When once-straight shoulders stoop with pain and when weakness crushes those who were so strong, I lament the loss. But I find hope when I view life as one long line that starts at conception and stretches into eternity. We don’t just live here a few decades and then die. Instead, if we follow Jesus, we live on Earth now, and when we die, we move to Heaven, like moving to another country.

But when my parents move to Heaven, I won’t be able to talk with them until I join them there. I will miss them. I might live 40 more years here on Earth without contact with them.
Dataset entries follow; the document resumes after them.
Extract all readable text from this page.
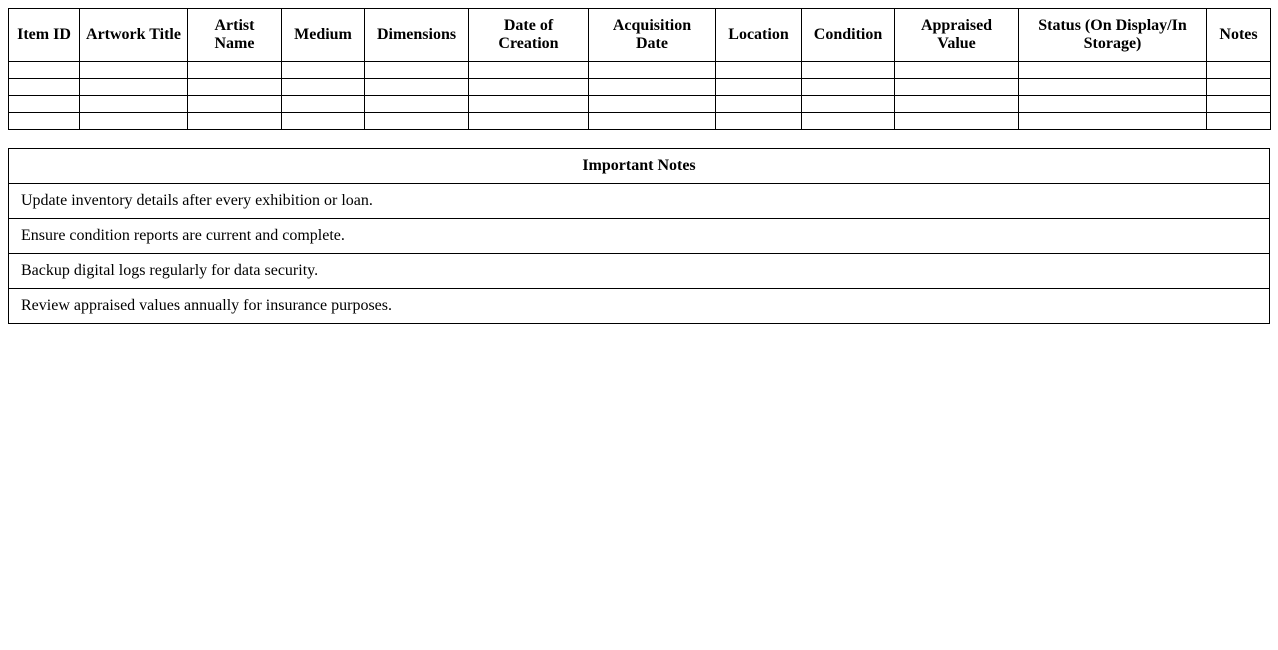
Item ID	Artwork Title	Artist Name	Medium	Dimensions	Date of Creation	Acquisition Date	Location	Condition	Appraised Value	Status (On Display/In Storage)	Notes

Important Notes
Update inventory details after every exhibition or loan.
Ensure condition reports are current and complete.
Backup digital logs regularly for data security.
Review appraised values annually for insurance purposes.
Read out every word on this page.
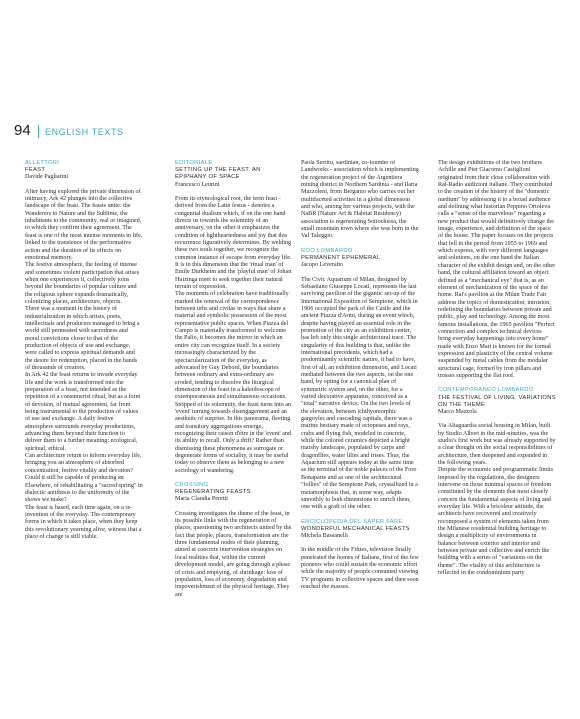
94 ENGLISH TEXTS

ALLETTORI

FEAST

Davide Pagliarini

After having explored the private dimension of intimacy, Ark 42 plunges into the collective landscape of the feast. The feasts unite: the Wanderers to Nature and the Sublime, the inhabitants to the community, real or imagined, to which they confirm their agreement. The feast is one of the most intense moments in life, linked to the transience of the performative action and the duration of its effects on emotional memory.

The festive atmosphere, the feeling of intense and sometimes violent participation that arises when one experiences it, collectively joins beyond the boundaries of popular culture and the religious sphere expands dramatically, colonizing places, architecture, objects.

There was a moment in the history of industrialization in which artists, poets, intellectuals and producers managed to bring a world still permeated with sacredness and moral convictions closer to that of the production of objects of use and exchange, were called to express spiritual demands and the desire for redemption, placed in the hands of thousands of creators.

In Ark 42 the feast returns to invade everyday life and the work is transformed into the preparation of a feast, not intended as the repetition of a consumerist ritual, but as a form of devotion, of mutual agreement, far from being instrumental to the production of values of use and exchange. A daily festive atmosphere surrounds everyday productions, advancing them beyond their function to deliver them to a further meaning: ecological, spiritual, ethical.

Can architecture return to inform everyday life, bringing you an atmosphere of absorbed concentration, festive vitality and devotion? Could it still be capable of producing an Elsewhere, of rehabilitating a "sacred spring" in dialectic antithesis to the uniformity of the shows we make?

The feast is based, each time again, on a re-invention of the everyday. The contemporary forms in which it takes place, when they keep this revolutionary yearning alive, witness that a place of change is still viable.

EDITORIALE

SETTING UP THE FEAST. AN EPIPHANY OF SPACE

Francesco Leurini

From its etymological root, the term feast - derived from the Latin festus - denotes a congenital dualism which, if on the one hand directs us towards the solemnity of an anniversary, on the other it emphasizes the condition of lightheartedness and joy that this recurrence figuratively determines. By welding these two souls together, we recognize the common instance of escape from everyday life. It is in this dimension that the 'ritual man' of Emile Durkheim and the 'playful man' of Johan Huizinga meet to seek together their natural terrain of expression.

The moments of celebration have traditionally marked the renewal of the correspondence between urbs and civitas in ways that share a material and symbolic possession of the most representative public spaces. When Piazza del Campo is materially transformed to welcome the Palio, it becomes the mirror in which an entire city can recognize itself. In a society increasingly characterized by the spectacularization of the everyday, as advocated by Guy Debord, the boundaries between ordinary and extra-ordinary are eroded, tending to dissolve the liturgical dimension of the feast in a kaleidoscope of extemporaneous and simultaneous occasions.

Stripped of its solemnity, the feast turns into an 'event' turning towards disengagement and an aesthetic of surprise. In this panorama, fleeting and transitory aggregations emerge, recognizing their raison d'être in the 'event' and its ability to recall. Only a drift? Rather than dismissing these phenomena as surrogate or degenerate forms of sociality, it may be useful today to observe them as belonging to a new sociology of wandering.

CROSSING

REGENERATING FEASTS

Maria Claudia Peretti

Crossing investigates the theme of the feast, in its possible links with the regeneration of places, questioning two architects united by the fact that people, places, transformation are the three fundamental nodes of their planning, aimed at concrete intervention strategies on local realities that, within the current development model, are going through a phase of crisis and emptying, of shrinkage: loss of population, loss of economy, degradation and impoverishment of the physical heritage. They are

Paola Serritu, sardinian, co-founder of Landworks - association which is implementing the regeneration project of the Argentiera mining district in Northern Sardinia - and Ilaria Mazzoleni, from Bergamo who carries out her multifaceted activities in a global dimension and who, among her various projects, with the NaBR (Nature Art & Habitat Residency) association is regenerating Sottochiesa, the small mountain town where she was born in the Val Taleggio.

ROO LOMBARDO

PERMANENT EPHEMERAL

Jacopo Leveratto

The Civic Aquarium of Milan, designed by Sebastiano Giuseppe Locati, represents the last surviving pavilion of the gigantic set-up of the International Exposition of Sempione, which in 1906 occupied the park of the Castle and the ancient Piazza d'Armi, during an event which, despite having played an essential role in the promotion of the city as an exhibition center, has left only this single architectural trace. The singularity of this building is that, unlike the international precedents, which had a predominantly scientific nature, it had to have, first of all, an exhibition dimension, and Locati mediated between the two aspects, on the one hand, by opting for a canonical plan of symmetric system and, on the other, for a varied decorative apparatus, conceived as a "total" narrative device. On the two levels of the elevation, between ichthyomorphic gargoyles and cascading capitals, there was a marine bestiary made of octopuses and rays, crabs and flying fish, modeled in concrete, while the colored ceramics depicted a bright marshy landscape, populated by carps and dragonflies, water lilies and irises. Thus, the Aquarium still appears today at the same time as the terminal of the noble palaces of the Foro Bonaparte and as one of the architectural "follies" of the Sempione Park, crystallized in a metamorphosis that, in some way, adapts smoothly to both dimensions to enrich them, one with a graft of the other.

ENCICLOPEDIA DEL SAPER FARE

WONDERFUL MECHANICAL FEASTS

Michela Bassanelli

In the middle of the Fifties, television finally penetrated the homes of Italians, first of the few pioneers who could sustain the economic effort while the majority of people consumed viewing TV programs in collective spaces and then soon reached the masses.

The design exhibitions of the two brothers Achille and Pier Giacomo Castiglioni originated from their close collaboration with Rai-Radio audizioni italiane. They contributed to the creation of the history of the "domestic medium" by addressing it to a broad audience and defining what historian Peppino Ortoleva calls a "sense of the marvelous" regarding a new product that would definitively change the image, experience, and definition of the space of the house. The paper focuses on the projects that fell in the period from 1955 to 1969 and which express, with very different languages and solutions, on the one hand the Italian character of the exhibit design and, on the other hand, the cultural affiliation toward an object defined as a "mechanical eye" that is, as an element of mechanization of the space of the home. Rai's pavilion at the Milan Trade Fair address the topics of domestication, intrusion, redefining the boundaries between private and public, play and technology. Among the most famous installations, the 1965 pavilion "Perfect connection and complex technical devices bring everyday happenings into every home" made with Enzo Mari is known for the formal expression and plasticity of the central volume suspended by metal cables from the modular structural cage, formed by iron pillars and trusses supporting the flat roof.

CONTEMPORANEO LOMBARDO

THE FESTIVAL OF LIVING. VARIATIONS ON THE THEME

Marco Mazzola

Via Altaguardia social housing in Milan, built by Studio Albori in the mid-nineties, was the studio's first work but was already supported by a clear thought on the social responsibilities of architecture, then deepened and expanded in the following years.

Despite the economic and programmatic limits imposed by the regulations, the designers intervene on those minimal spaces of freedom constituted by the elements that most closely concern the fundamental aspects of living and everyday life. With a bricoleur attitude, the architects have recovered and creatively recomposed a system of elements taken from the Milanese residential building heritage to design a multiplicity of environments in balance between exterior and interior and between private and collective and enrich the building with a series of "variations on the theme". The vitality of this architecture is reflected in the condominium party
No letters. No phone calls. No visits. That’s much harder than if they moved to another part of the world. And yet, I have hope and joy that I will see them again in my lifetime because my life doesn’t end in death.

If I see life before and after death as a continual timeline, then this time on Earth is not my whole life. It is only the first part. These short years are preparation for my move to Heaven. There, I will continue my life in fullness and joy, without darkness, evil, and pain seeking to pull me down.

The purpose of my life is to love God and others. I choose joy and contentment in all God gives me to do, and I seek to praise Him and live for His eternal kingdom. I don’t just offer Him these few years of health and strength and then “go downhill” until death stops my life. Instead, I fade into glory.

This “fading” means becoming more like Him and less saturated with life here. Even as my body grows old and fills with death, my soul becomes increasingly filled with life as I prepare for my move to Heaven.

With this perspective, I don’t have a sense of my time “running out” here on Earth—my time before I retire, my time before my body starts failing, my time before I die. And I don’t need to dread saying “see you later” to my parents when they move to Heaven because I know I will see them again when I, too, move there.

So, I seek to love God with all my heart, soul, mind, and strength and to love others as I love myself. And I look forward to moving day!